One of the ways to utilize calendula's health properties is to make calendula oil, which can then be used topically to clean and firm skin, remove make-up, or treat skin irritations like sunburn, acne, stings, burns, eczema, diaper rash, razor burn, and more. If you use an edible oil for your infusion you can also use your calendula oil in cooking, for salad dressing, or other culinary creations. The finished calendula oil can also be used to create other products like lotions or salves.
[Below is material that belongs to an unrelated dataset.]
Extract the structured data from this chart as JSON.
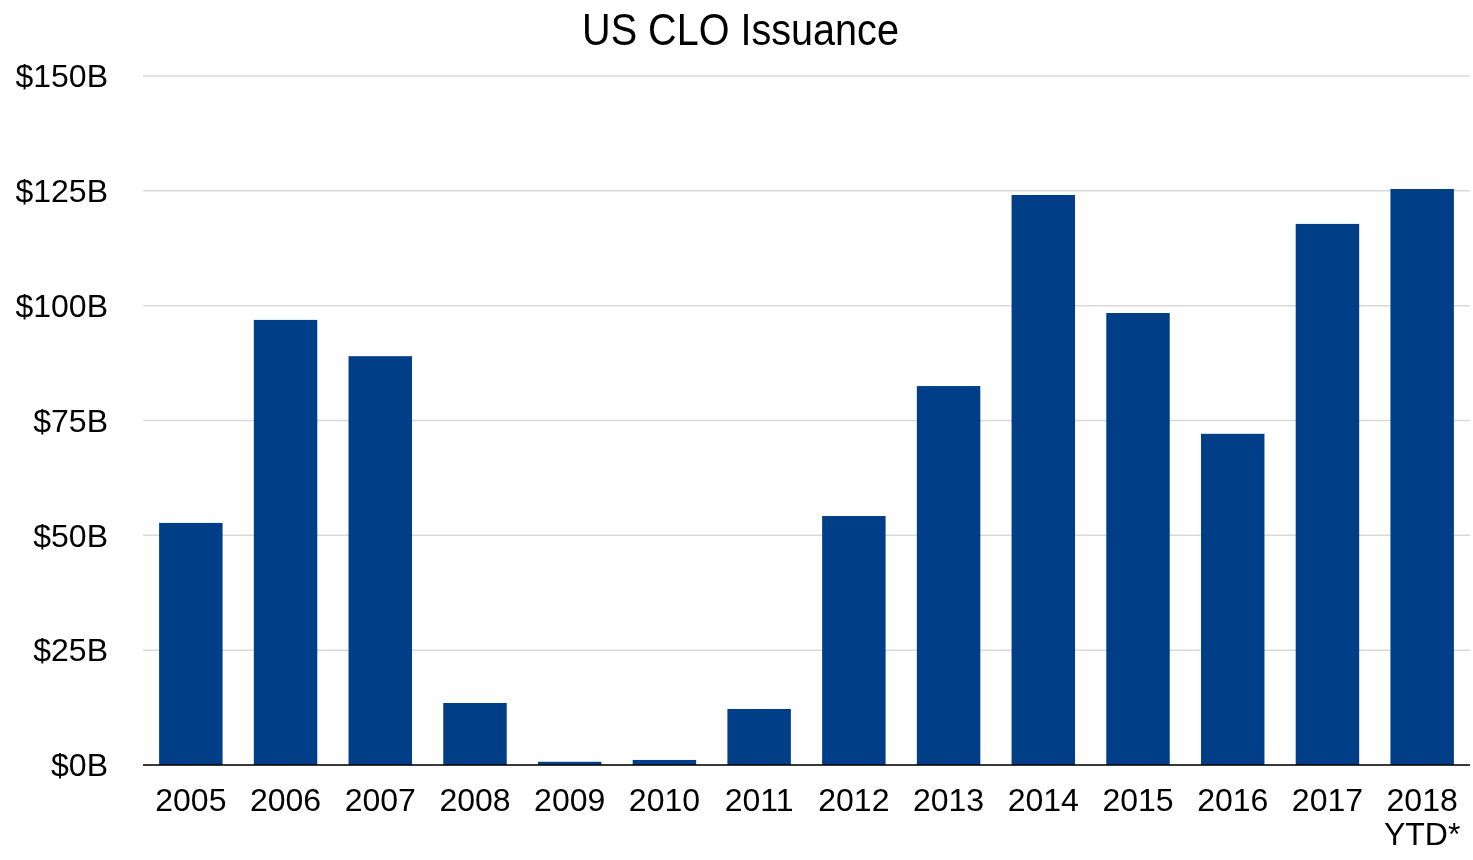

Harvest and dry calendula flowers
Snip whole flowers off just under the round green bracts (base) at the bottom of the flower. There is a concentration of the beneficial resins in the green base of the flowers so it is important to include that portion. Air-dry flowers in a single layer indoors for 1 to 2 weeks. If flowers are not completely dried, the moisture in the flowers can cause bacterial growth that makes the oil go bad.
Choose your carrier oil
If you will be using this oil on your skin, choose a non-comedogenic oil which won't clog pores. If you choose an edible oil, you can also use the oil for cooking. There are several good, non-comedogenic options available and we will list a few here:
- Extra-virgin olive oil
- Grapeseed oil
- Safflower oil
- Sunflower oil with low oleic content
- Jojoba oil
- Hemp oil
- Argan oil
- Sweet almond oil
Infuse your oil
Place the dried flowers in a clean glass jar and pour the oil over the flowers to just cover them. A spoon or chop stick may be helpful to push down any flowers that float above the oil. Put a lid on the jar, and place in a sunny window for 1 to 2 months.
Filter and store the oil
After at least 1 month, filter the oil using cheesecloth, a fine-mesh sieve, or other filter that will trap the flower bits but allow the oil to flow through. Store your oil in a dark container, or out of direct sunlight, or in the refrigerator to preserve shelf life.